What makes the story compulsively readable for me is that quality, that interstitial nature. I am always interested in what occurs between the acts. I was not as interested in the seemingly grafted-on piece about the FBI thinking Jakob had run off to become a terrorist...Jakob?! lazy schlub that he was?!...but I can see how it felt timely for young Mister Shao to be branded as something he clearly could never bring himself to be. In a very odd way, though, I guess he did become a violent actor. Just not on Earth. Which, funnily enough, makes it okay...? Or does it?

Kassie's point-of-view narration is cringe-inducingly spot-on for the judgmental left-behind Responsible One's angle. It wasn't fun for me, but it was so real that at times I had to go look and make sure I was still an old, white man and hadn't transmogrified into Kassie Shao. So well done, Author Chen...sort of.

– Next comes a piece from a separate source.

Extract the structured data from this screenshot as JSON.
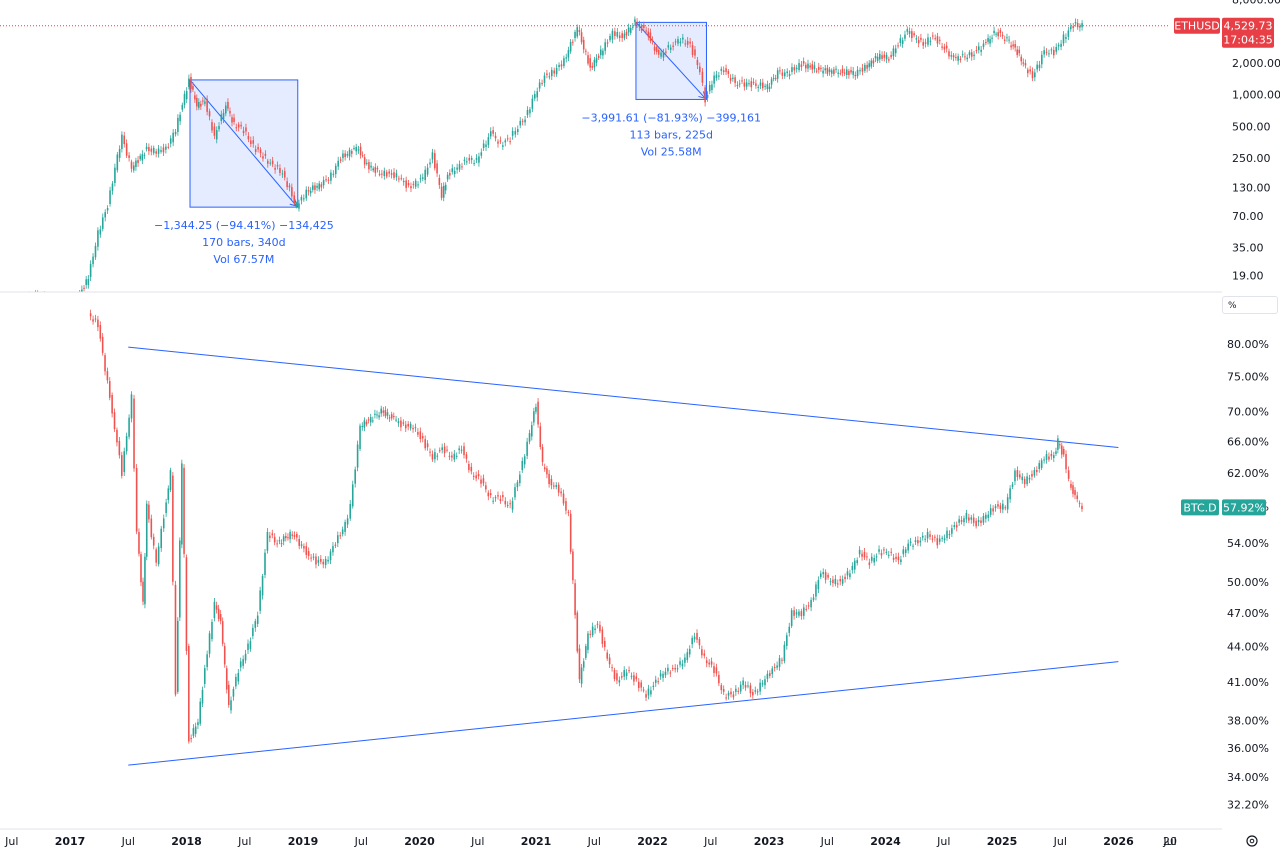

I don't think for a minute that the sci-fi elements will pass muster among the die-hard fans of the genre. They really aren't made for those readers. So if you're a hard SF reader, don't come here with those expectations. This is the moving, affecting, real story of one family's emotional dysfunction over the course of fifteen long, hard, lonely years of alienation and isolation, and the reason for it is science-fictional in nature.

I honestly wondered why I was so caught up in this family cess pit when the Universe is in danger out there! The first part makes you believe that Jakob's quest is URGENT and REAL and then...his sisters kludge onto him, Evie in a credulous, uncritical way and Kassie with her trademark judgment and blame (and she's a therapist?! Yikes), and suddenly it's possible that this is reality and Jakob's just not in it with us.

It gave my reading a focus, a real sense of the stakes, for the story to be presented in this way, though I would've predicted it to have been otherwise. Author Chen's work, which I've been reading for years now, has always made itself a home on my devices because he visibly grows with each published work. I haven't always liked his growing pains, but I appreciate that he is clear about what it is he needs to do and always tries to do it better every time. That he succeeds is a testament to his talent.